Segundo Hesíodo, há cinco tipos ou raças de homem. Cada tipo recebe como símbolo um determinado elemento. O que vale é o aspecto simbólico, não a referência material literal, empírica. Há homens de ouro, de prata, de bronze, de ferro e  de barro. Quando Hesíodo escreveu, há mais de 2. 700 anos, os homens de ouro e prata eram apenas lembrança -  lembrança poética, ética e mítica. No tempo em que viveu o poeta o homem de bronze já anunciava o seu ocaso, pois no horizonte próximo já vinha o homem de ferro, com seu pesado fardo a carregar. O homem de barro era anunciado pelo poeta para um futuro incerto.
O homem de ouro era aquele que vivia na companhia do divino. Não havia entre o plano humano e o divino um abismo: o homem aprendia a sabedoria sem precisar de livros. Sábio, mas não erudito, o homem crescia no corpo e no espírito: a passagem do tempo não era envelhecimento, mas ampliação de sua capacidade de estar à altura da companhia do divino. Não havia escultura, pintura  ou outra arte, pois o artístico era a própria vida, que era feita mais de cores do que de formas. Os deuses ainda não tinham templo, pois a casa deles era a mesma dos homens de ouro: ambos habitavam a terra como chão e o céu como teto, sem paredes.

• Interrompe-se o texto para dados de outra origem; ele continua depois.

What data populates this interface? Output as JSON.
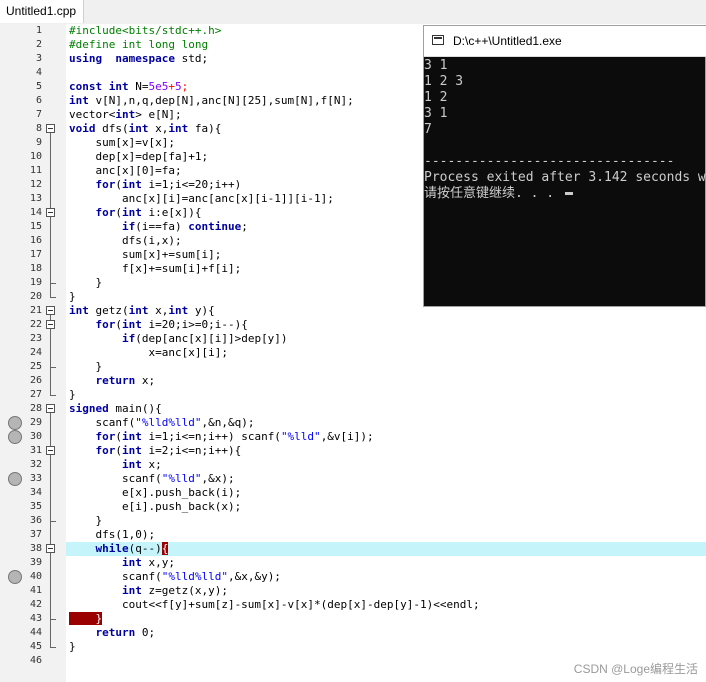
{
  "tab": {
    "label": "Untitled1.cpp"
  },
  "editor": {
    "current_line": 38,
    "breakpoints": [
      29,
      30,
      33,
      40
    ],
    "folds": [
      8,
      14,
      21,
      22,
      28,
      31,
      38
    ],
    "lines": [
      [
        [
          "pre",
          "#include<bits/stdc++.h>"
        ]
      ],
      [
        [
          "pre",
          "#define int long long"
        ]
      ],
      [
        [
          "kw",
          "using"
        ],
        [
          "",
          "  "
        ],
        [
          "kw",
          "namespace"
        ],
        [
          "",
          " std;"
        ]
      ],
      [
        [
          "",
          ""
        ]
      ],
      [
        [
          "kw",
          "const"
        ],
        [
          "",
          ""
        ],
        [
          "kw",
          " int"
        ],
        [
          "",
          " N="
        ],
        [
          "num",
          "5e5"
        ],
        [
          "sym",
          "+"
        ],
        [
          "num",
          "5"
        ],
        [
          "sym",
          ";"
        ]
      ],
      [
        [
          "kw",
          "int"
        ],
        [
          "",
          " v[N],n,q,dep[N],anc[N][25],sum[N],f[N];"
        ]
      ],
      [
        [
          "",
          "vector<"
        ],
        [
          "kw",
          "int"
        ],
        [
          "",
          "> e[N];"
        ]
      ],
      [
        [
          "kw",
          "void"
        ],
        [
          "",
          " dfs("
        ],
        [
          "kw",
          "int"
        ],
        [
          "",
          " x,"
        ],
        [
          "kw",
          "int"
        ],
        [
          "",
          " fa){"
        ]
      ],
      [
        [
          "",
          "    sum[x]=v[x];"
        ]
      ],
      [
        [
          "",
          "    dep[x]=dep[fa]+1;"
        ]
      ],
      [
        [
          "",
          "    anc[x][0]=fa;"
        ]
      ],
      [
        [
          "kw",
          "    for"
        ],
        [
          "",
          "("
        ],
        [
          "kw",
          "int"
        ],
        [
          "",
          " i=1;i<=20;i++)"
        ]
      ],
      [
        [
          "",
          "        anc[x][i]=anc[anc[x][i-1]][i-1];"
        ]
      ],
      [
        [
          "kw",
          "    for"
        ],
        [
          "",
          "("
        ],
        [
          "kw",
          "int"
        ],
        [
          "",
          " i:e[x]){"
        ]
      ],
      [
        [
          "kw",
          "        if"
        ],
        [
          "",
          "(i==fa) "
        ],
        [
          "kw",
          "continue"
        ],
        [
          "",
          ";"
        ]
      ],
      [
        [
          "",
          "        dfs(i,x);"
        ]
      ],
      [
        [
          "",
          "        sum[x]+=sum[i];"
        ]
      ],
      [
        [
          "",
          "        f[x]+=sum[i]+f[i];"
        ]
      ],
      [
        [
          "",
          "    }"
        ]
      ],
      [
        [
          "",
          "}"
        ]
      ],
      [
        [
          "kw",
          "int"
        ],
        [
          "",
          " getz("
        ],
        [
          "kw",
          "int"
        ],
        [
          "",
          " x,"
        ],
        [
          "kw",
          "int"
        ],
        [
          "",
          " y){"
        ]
      ],
      [
        [
          "kw",
          "    for"
        ],
        [
          "",
          "("
        ],
        [
          "kw",
          "int"
        ],
        [
          "",
          " i=20;i>=0;i--){"
        ]
      ],
      [
        [
          "kw",
          "        if"
        ],
        [
          "",
          "(dep[anc[x][i]]>dep[y])"
        ]
      ],
      [
        [
          "",
          "            x=anc[x][i];"
        ]
      ],
      [
        [
          "",
          "    }"
        ]
      ],
      [
        [
          "kw",
          "    return"
        ],
        [
          "",
          " x;"
        ]
      ],
      [
        [
          "",
          "}"
        ]
      ],
      [
        [
          "kw",
          "signed"
        ],
        [
          "",
          " main(){"
        ]
      ],
      [
        [
          "",
          "    scanf("
        ],
        [
          "str",
          "\"%lld%lld\""
        ],
        [
          "",
          ",&n,&q);"
        ]
      ],
      [
        [
          "kw",
          "    for"
        ],
        [
          "",
          "("
        ],
        [
          "kw",
          "int"
        ],
        [
          "",
          " i=1;i<=n;i++) scanf("
        ],
        [
          "str",
          "\"%lld\""
        ],
        [
          "",
          ",&v[i]);"
        ]
      ],
      [
        [
          "kw",
          "    for"
        ],
        [
          "",
          "("
        ],
        [
          "kw",
          "int"
        ],
        [
          "",
          " i=2;i<=n;i++){"
        ]
      ],
      [
        [
          "kw",
          "        int"
        ],
        [
          "",
          " x;"
        ]
      ],
      [
        [
          "",
          "        scanf("
        ],
        [
          "str",
          "\"%lld\""
        ],
        [
          "",
          ",&x);"
        ]
      ],
      [
        [
          "",
          "        e[x].push_back(i);"
        ]
      ],
      [
        [
          "",
          "        e[i].push_back(x);"
        ]
      ],
      [
        [
          "",
          "    }"
        ]
      ],
      [
        [
          "",
          "    dfs(1,0);"
        ]
      ],
      [
        [
          "kw",
          "    while"
        ],
        [
          "",
          "(q--)"
        ],
        [
          "mark",
          "{"
        ]
      ],
      [
        [
          "kw",
          "        int"
        ],
        [
          "",
          " x,y;"
        ]
      ],
      [
        [
          "",
          "        scanf("
        ],
        [
          "str",
          "\"%lld%lld\""
        ],
        [
          "",
          ",&x,&y);"
        ]
      ],
      [
        [
          "kw",
          "        int"
        ],
        [
          "",
          " z=getz(x,y);"
        ]
      ],
      [
        [
          "",
          "        cout<<f[y]+sum[z]-sum[x]-v[x]*(dep[x]-dep[y]-1)<<endl;"
        ]
      ],
      [
        [
          "mark",
          "    }"
        ]
      ],
      [
        [
          "kw",
          "    return"
        ],
        [
          "",
          " 0;"
        ]
      ],
      [
        [
          "",
          "}"
        ]
      ],
      [
        [
          "",
          ""
        ]
      ]
    ]
  },
  "console": {
    "title": "D:\\c++\\Untitled1.exe",
    "lines": [
      "3 1",
      "1 2 3",
      "1 2",
      "3 1",
      "7",
      "",
      "--------------------------------",
      "Process exited after 3.142 seconds w",
      "请按任意键继续. . . "
    ]
  },
  "watermark": "CSDN @Loge编程生活"
}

Porém, alguns desses homens não souberam honrar a companhia do divino: passaram a se achar seus representantes e falar por eles, com a intenção de obterem poder sobre os outros homens. Então os deuses se afastaram, e tais homens, sozinhos, desapareceram.

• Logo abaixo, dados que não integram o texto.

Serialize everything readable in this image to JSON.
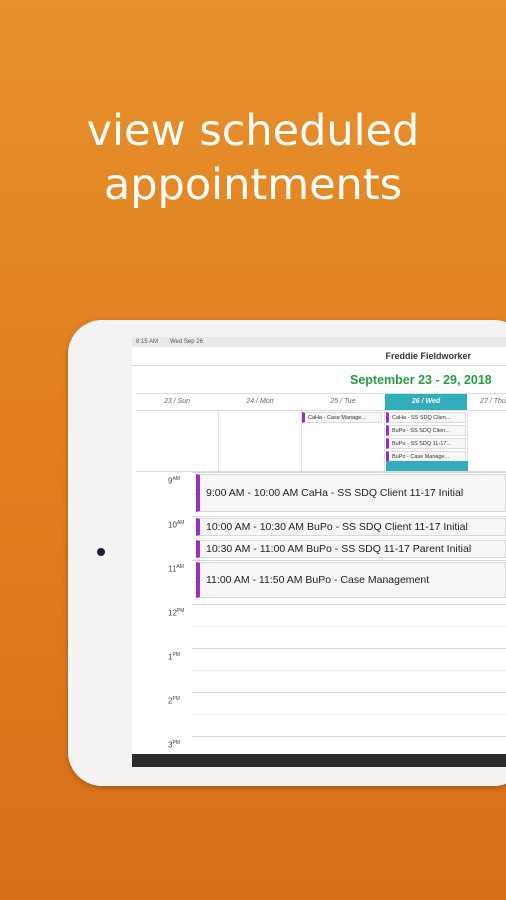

Os deuses criaram então os homens de prata. Estes viviam 100 anos como crianças apenas. Viviam brincando nos jardins onde nada faltava. E, cansados de tanto brincar, adormeciam e entravam em um sono sem sonhos, pois sonhos apenas existem para aqueles cuja realidade é frustrante, cabendo então ao sonho realizar o que o desejo desperto não obtém. Mas como os homens de prata de nada careciam, pois de nada sentiam falta, do sonhar dormindo não precisavam. Eles vivam na inocência de uma vida sem culpa. Após completarem 100 anos, os deuses deixavam então que os homens crescessem, para rapidamente envelhecer e morrer, sem dor, dormindo. Porém, nem todos se contentavam apenas com o lúdico, não poucos se tornavam tolos, caprichosos, egoístas, enfim, “infantis”: choravam pela presença dos deuses, exigindo que estes lhes fizessem favores e concedessem privilégios. Assim, o ciúme crescia entre os homens-infantis. Os deuses então novamente se afastaram, e tais homens pereceram.

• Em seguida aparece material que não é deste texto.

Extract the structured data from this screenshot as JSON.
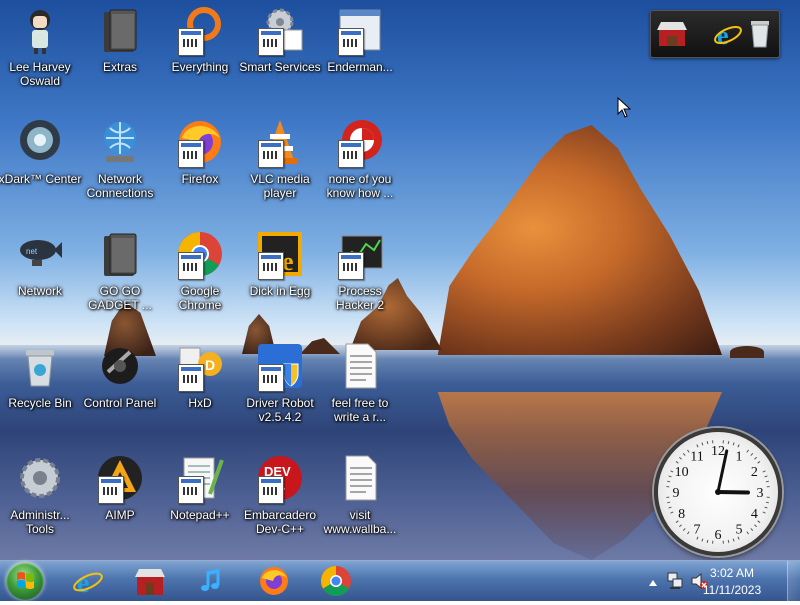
{
  "desktop": {
    "icons": [
      {
        "label": "Lee Harvey\nOswald",
        "icon": "anime-character-icon"
      },
      {
        "label": "Extras",
        "icon": "folder-icon"
      },
      {
        "label": "Everything",
        "icon": "everything-search-icon"
      },
      {
        "label": "Smart Services",
        "icon": "gears-icon"
      },
      {
        "label": "Enderman...",
        "icon": "window-icon"
      },
      {
        "label": "xDark™ Center",
        "icon": "xdark-icon"
      },
      {
        "label": "Network\nConnections",
        "icon": "network-globe-icon"
      },
      {
        "label": "Firefox",
        "icon": "firefox-icon"
      },
      {
        "label": "VLC media\nplayer",
        "icon": "vlc-cone-icon"
      },
      {
        "label": "none of you\nknow how ...",
        "icon": "red-circle-icon"
      },
      {
        "label": "Network",
        "icon": "blimp-icon"
      },
      {
        "label": "GO GO\nGADGET ...",
        "icon": "folder-icon"
      },
      {
        "label": "Google\nChrome",
        "icon": "chrome-icon"
      },
      {
        "label": "Dick in Egg",
        "icon": "yellow-game-icon"
      },
      {
        "label": "Process\nHacker 2",
        "icon": "process-monitor-icon"
      },
      {
        "label": "Recycle Bin",
        "icon": "recycle-bin-icon"
      },
      {
        "label": "Control Panel",
        "icon": "control-panel-icon"
      },
      {
        "label": "HxD",
        "icon": "hex-editor-icon"
      },
      {
        "label": "Driver Robot\nv2.5.4.2",
        "icon": "shield-icon"
      },
      {
        "label": "feel free to\nwrite a r...",
        "icon": "text-document-icon"
      },
      {
        "label": "Administr...\nTools",
        "icon": "admin-tools-icon"
      },
      {
        "label": "AIMP",
        "icon": "aimp-icon"
      },
      {
        "label": "Notepad++",
        "icon": "notepad-icon"
      },
      {
        "label": "Embarcadero\nDev-C++",
        "icon": "devcpp-icon"
      },
      {
        "label": "visit\nwww.wallba...",
        "icon": "text-document-icon"
      }
    ]
  },
  "gadgets": {
    "launcher_icons": [
      "store-icon",
      "internet-explorer-icon",
      "recycle-bin-icon"
    ],
    "clock": {
      "hour": 3,
      "minute": 2
    }
  },
  "taskbar": {
    "start_icon": "windows-orb-icon",
    "pinned": [
      "internet-explorer-icon",
      "store-icon",
      "music-note-icon",
      "firefox-icon",
      "chrome-icon"
    ],
    "tray": {
      "icons": [
        "show-hidden-icons-arrow",
        "network-icon",
        "volume-muted-icon"
      ],
      "time": "3:02 AM",
      "date": "11/11/2023"
    }
  },
  "colors": {
    "taskbar": "#4a74b0",
    "label_text": "#ffffff",
    "sky_top": "#1d4f9e"
  }
}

Uma nova raça de homens  foi criada pelos deuses: os homens de bronze. Estes eram corajosos e destemidos, porém belicosos e querelantes. Ambicionam o domínio, a posse , o poder. Mas como eram independentes e honravam os deuses, estes deixaram que crescessem em número e habilidades. Entre estas, uma se destacou: o engenho para criar armas. O homem de bronze se tornou o homem da guerra, da busca pela glória. Porém, tornou-se também o campeão da violência contra o  outro homem, fazendo os vencidos de escravos. Logo a pretensão também se tornou marca desses homens, de tal modo que quiseram guerrear com o próprio invisível onde morava o divino, revelando  assim que o poder os enlouquecera. Os deuses, sem piedade, exterminaram tais homens de bronze.
Foram criados então os homens de ferro. Estes nasceram sob a carga da necessidade: nus, precisavam cobrir o corpo; famintos, necessitavam achar alimentos; fracos , sentiram que precisavam se unir . Para tal, inventaram as leis, as obrigações e o trabalho. Viviam mais ocupados com a terra do que com o céu. E todos os seus engenhos e conhecimentos estavam voltados para inventarem meios que amenizassem a penosa existência. Entre alguns deles , porém, não lhes satisfazia essa vida rasteira, rasa. Entre esses insubmissos ao poder do mero  útil,  nasceu uma fuga, uma "linha de fuga", que tomou a forma de uma metamórfica iluminação:  eles adquiriram então olhos e ouvidos para verem e ouvirem a dança e o canto das Musas Divinas. Conferindo um novo uso às mãos , não apenas para o trabalho  mas para a criação, esculpiram o que viram nas pedras,criando esculturas que davam a ver o invisível ; dando às palavras nova função, diziam por elas o que lhes cantavam as Musas, inventando assim a poesia. No meio da indigência nasceu o artista, o poeta, para com a arte "celestar as coisas do chão". Hesíodo foi um desses celestadores.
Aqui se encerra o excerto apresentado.